Liquidação extrajudicial da Reag Investimentos e da CBSF DTVM, por que o Banco Central agiu, quem controla a gestora hoje, e o impacto para cotistas e investigações

O BC apontou descumprimento de regras prudenciais pela CBSF, fundos ficam congelados até transferência, Arandu Partners passou a deter cerca de 87,38% do capital da Reag Investimentos

A decisão do Banco Central atinge a CBSF Distribuidora de Títulos e Valores Mobiliários, antiga Reag Trust DTVM, responsável por administrar fundos do grupo Reag Investimentos.

O decreto de liquidação extrajudicial interrompe as operações da DTVM, e pode levar à transferência dos fundos para outra administradora, com resgates e aplicações temporariamente congelados.

A medida ocorre após investigações da Polícia Federal que resultaram na saída do fundador e em mudança de controle da gestora, com venda a um grupo interno denominado Arandu Partners.

conforme informação divulgada pelo g1

O desmonte, a saída do fundador e a venda do controle

Em setembro de 2025, João Carlos Falbo Mansur, fundador e então presidente do conselho da Reag, formalizou sua saída do grupo em meio ao avanço das apurações da Polícia Federal.

No mesmo período, parte do grupo vendeu o controle da Reag Investimentos para executivos internos por meio da Arandu Partners Holding S.A., que adquiriu cerca de 87,38% do capital, em uma operação estimada em R$ 100 milhões.

Em outubro de 2025, o registro da Reag Capital Holding na CVM foi cancelado, e a empresa deixou a condição de companhia aberta, segundo os documentos divulgados na época.

O que muda para cotistas dos fundos administrados pela Reag Investimentos

Com a liquidação da CBSF DTVM, os cotistas enfrentam um congelamento operacional, mas têm proteção legal pela segregação patrimonial dos fundos, de acordo com especialistas citados na apuração.

Segundo Adilson Bolico, sócio do escritório Mortari Bolico Advogados, “O dinheiro do fundo não se mistura com o dinheiro da administradora que quebrou. O CNPJ do fundo é um, o da DTVM é outro. Juridicamente, os credores da Reag/CBSF não podem tocar no dinheiro dos cotistas. O que acontece agora é um congelamento operacional”.

Bolico acrescentou que “Até lá, resgates e aplicações ficam congelados. O único risco real para o cotista é se a investigação descobrir fraude dentro da carteira do fundo, como a compra de ativos problemáticos do próprio grupo, mas, via de regra, o ativo está preservado”.

O Banco Central classificou a CBSF DTVM no segmento S4, destinado a instituições de porte pequeno, o que, segundo o regulador, reduz o risco de contágio sistêmico.

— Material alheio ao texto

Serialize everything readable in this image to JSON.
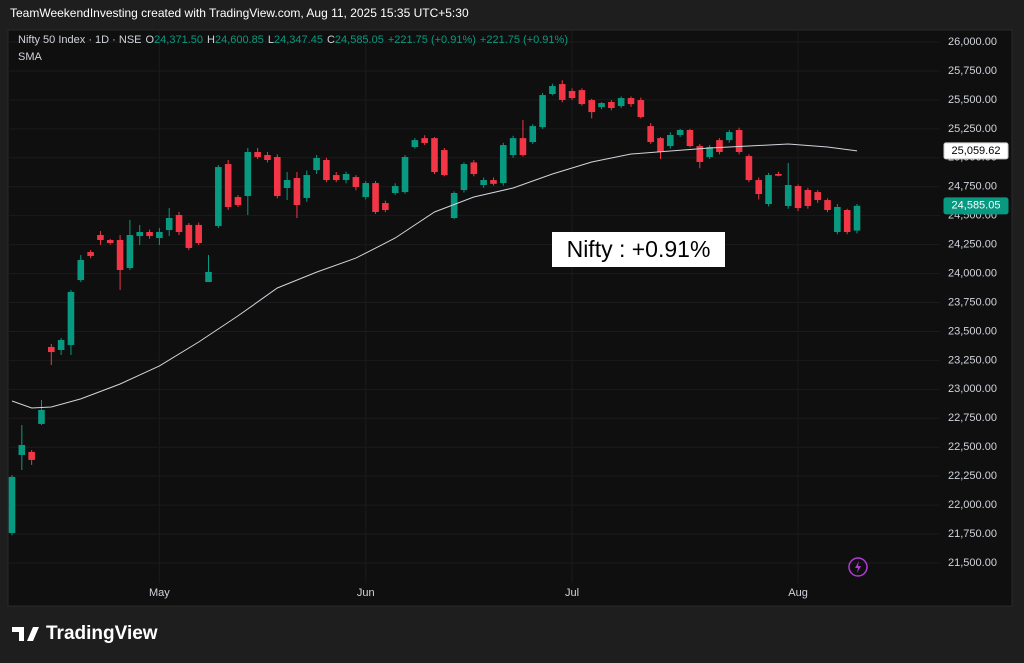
{
  "header": {
    "text": "TeamWeekendInvesting created with TradingView.com, Aug 11, 2025 15:35 UTC+5:30"
  },
  "footer": {
    "brand": "TradingView"
  },
  "chart_data": {
    "type": "candlestick",
    "title": "Nifty 50 Index · 1D · NSE",
    "ohlc_legend": [
      {
        "key": "O",
        "value": "24,371.50"
      },
      {
        "key": "H",
        "value": "24,600.85"
      },
      {
        "key": "L",
        "value": "24,347.45"
      },
      {
        "key": "C",
        "value": "24,585.05"
      },
      {
        "value": "+221.75 (+0.91%)"
      },
      {
        "value": "+221.75 (+0.91%)"
      }
    ],
    "categories": [
      null,
      null,
      null,
      null,
      null,
      null,
      null,
      null,
      null,
      null,
      null,
      null,
      null,
      null,
      null,
      "May",
      null,
      null,
      null,
      null,
      null,
      null,
      null,
      null,
      null,
      null,
      null,
      null,
      null,
      null,
      null,
      null,
      null,
      null,
      null,
      null,
      "Jun",
      null,
      null,
      null,
      null,
      null,
      null,
      null,
      null,
      null,
      null,
      null,
      null,
      null,
      null,
      null,
      null,
      null,
      null,
      null,
      null,
      "Jul",
      null,
      null,
      null,
      null,
      null,
      null,
      null,
      null,
      null,
      null,
      null,
      null,
      null,
      null,
      null,
      null,
      null,
      null,
      null,
      null,
      null,
      null,
      "Aug",
      null,
      null,
      null,
      null,
      null,
      null
    ],
    "open": [
      21759,
      22433,
      22459,
      22701,
      23366,
      23340,
      23383,
      23944,
      24186,
      24333,
      24290,
      24290,
      24048,
      24324,
      24359,
      24307,
      24376,
      24506,
      24420,
      24420,
      23927,
      24411,
      24946,
      24661,
      24670,
      25050,
      25024,
      25007,
      24739,
      24825,
      24653,
      24894,
      24981,
      24851,
      24808,
      24834,
      24661,
      24782,
      24609,
      24696,
      24704,
      25093,
      25170,
      25170,
      25067,
      24480,
      24722,
      24960,
      24765,
      24808,
      24782,
      25024,
      25170,
      25136,
      25265,
      25551,
      25637,
      25577,
      25585,
      25499,
      25438,
      25482,
      25447,
      25516,
      25499,
      25274,
      25170,
      25102,
      25197,
      25240,
      25102,
      25007,
      25153,
      25153,
      25240,
      25015,
      24808,
      24601,
      24860,
      24584,
      24756,
      24722,
      24704,
      24635,
      24359,
      24549,
      24371.5
    ],
    "high": [
      22260,
      22692,
      22476,
      22908,
      23392,
      23443,
      23859,
      24160,
      24203,
      24368,
      24300,
      24333,
      24463,
      24420,
      24380,
      24393,
      24566,
      24532,
      24437,
      24440,
      24160,
      24938,
      24981,
      24678,
      25085,
      25085,
      25050,
      25030,
      24877,
      24877,
      24890,
      25024,
      25000,
      24877,
      24880,
      24850,
      24800,
      24800,
      24630,
      24780,
      25024,
      25170,
      25195,
      25180,
      25085,
      24710,
      24960,
      24980,
      24830,
      24830,
      25130,
      25190,
      25326,
      25290,
      25560,
      25640,
      25670,
      25600,
      25600,
      25510,
      25480,
      25500,
      25530,
      25530,
      25520,
      25300,
      25180,
      25220,
      25250,
      25250,
      25120,
      25110,
      25170,
      25240,
      25260,
      25030,
      24830,
      24870,
      24880,
      24955,
      24770,
      24740,
      24720,
      24650,
      24600,
      24560,
      24600.85
    ],
    "low": [
      21740,
      22303,
      22347,
      22692,
      23210,
      23297,
      23297,
      23927,
      24134,
      24247,
      24250,
      23858,
      24031,
      24247,
      24300,
      24247,
      24324,
      24333,
      24203,
      24247,
      23927,
      24394,
      24549,
      24575,
      24506,
      24990,
      24960,
      24650,
      24635,
      24480,
      24620,
      24860,
      24790,
      24790,
      24780,
      24720,
      24640,
      24515,
      24530,
      24680,
      24690,
      25080,
      25110,
      24860,
      24840,
      24470,
      24700,
      24840,
      24740,
      24760,
      24760,
      25000,
      25010,
      25120,
      25250,
      25540,
      25480,
      25500,
      25450,
      25340,
      25420,
      25410,
      25430,
      25440,
      25340,
      25120,
      24990,
      25080,
      25180,
      25090,
      24910,
      24990,
      25030,
      25130,
      25030,
      24790,
      24640,
      24580,
      24840,
      24560,
      24540,
      24560,
      24610,
      24530,
      24340,
      24340,
      24347.45
    ],
    "close": [
      22243,
      22519,
      22390,
      22822,
      23322,
      23426,
      23841,
      24117,
      24152,
      24290,
      24264,
      24031,
      24333,
      24359,
      24324,
      24359,
      24480,
      24359,
      24221,
      24264,
      24014,
      24920,
      24575,
      24592,
      25050,
      25007,
      24981,
      24670,
      24808,
      24592,
      24851,
      24998,
      24808,
      24808,
      24860,
      24748,
      24782,
      24532,
      24549,
      24756,
      25007,
      25153,
      25128,
      24877,
      24851,
      24696,
      24946,
      24860,
      24808,
      24775,
      25110,
      25170,
      25024,
      25274,
      25542,
      25620,
      25500,
      25516,
      25464,
      25395,
      25473,
      25430,
      25516,
      25464,
      25352,
      25136,
      25050,
      25197,
      25240,
      25102,
      24964,
      25093,
      25050,
      25222,
      25050,
      24808,
      24687,
      24851,
      24845,
      24765,
      24566,
      24584,
      24635,
      24549,
      24575,
      24359,
      24585.05
    ],
    "up_color": "#089981",
    "down_color": "#f23645",
    "last_label": "24,585.05",
    "overlay": {
      "name": "SMA",
      "type": "line",
      "color": "#d1d4dc",
      "x": [
        0,
        2,
        4,
        7,
        11,
        15,
        19,
        23,
        27,
        31,
        35,
        39,
        43,
        47,
        51,
        55,
        59,
        63,
        67,
        71,
        75,
        79,
        83,
        86
      ],
      "values": [
        22899,
        22839,
        22847,
        22917,
        23046,
        23202,
        23409,
        23634,
        23875,
        24013,
        24134,
        24307,
        24532,
        24661,
        24739,
        24860,
        24964,
        25033,
        25059,
        25085,
        25102,
        25119,
        25093,
        25059.62
      ],
      "last_label": "25,059.62"
    },
    "annotation": "Nifty : +0.91%",
    "ylim": [
      21327,
      26104
    ],
    "yticks": [
      {
        "value": 21500,
        "label": "21,500.00"
      },
      {
        "value": 21750,
        "label": "21,750.00"
      },
      {
        "value": 22000,
        "label": "22,000.00"
      },
      {
        "value": 22250,
        "label": "22,250.00"
      },
      {
        "value": 22500,
        "label": "22,500.00"
      },
      {
        "value": 22750,
        "label": "22,750.00"
      },
      {
        "value": 23000,
        "label": "23,000.00"
      },
      {
        "value": 23250,
        "label": "23,250.00"
      },
      {
        "value": 23500,
        "label": "23,500.00"
      },
      {
        "value": 23750,
        "label": "23,750.00"
      },
      {
        "value": 24000,
        "label": "24,000.00"
      },
      {
        "value": 24250,
        "label": "24,250.00"
      },
      {
        "value": 24500,
        "label": "24,500.00"
      },
      {
        "value": 24750,
        "label": "24,750.00"
      },
      {
        "value": 25000,
        "label": "25,000.00"
      },
      {
        "value": 25250,
        "label": "25,250.00"
      },
      {
        "value": 25500,
        "label": "25,500.00"
      },
      {
        "value": 25750,
        "label": "25,750.00"
      },
      {
        "value": 26000,
        "label": "26,000.00"
      }
    ],
    "grid": true
  }
}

Motivos citados pelo Banco Central e efeitos imediatos

Em nota, o BC afirmou que a empresa “regras legais e prudenciais exigidas pelo regulador, o que comprometeu a sua capacidade de operar de forma segura e conforme a lei”, apontando descumprimentos que justificaram a liquidação extrajudicial.

Com a nomeação de um liquidante, o processo prevê convocação de assembleias para transferir fundos a administradoras saudáveis, e o congelamento temporário de aplicações e resgates até que a transição ocorra.

Investigações da Polícia Federal e ligação com o Banco Master

A Reag Investimentos aparece em pelo menos duas frentes de investigação da Polícia Federal, incluindo a Operação Compliance Zero, que apura suposto esquema de fraudes financeiras no Banco Master.

As apurações levantam se a gestora atuou em parceria com o banco na estruturação e administração de fundos que teriam operado de forma atípica, incluindo circulação de recursos entre fundos e o próprio banco, práticas que a PF analisa para verificar eventual ocultação de riscos.

A gestora também foi citada na Operação Carbono Oculto, que investiga lavagem de dinheiro em esquemas no setor de combustíveis, com menção a fundos e blindagens patrimoniais, segundo as investigações divulgadas publicamente.

O caso seguirá sob supervisão do Banco Central e das autoridades responsáveis pelas investigações, e a movimentação dos fundos da Reag Investimentos dependerá do trabalho do liquidante nomeado e das decisões em assembleia.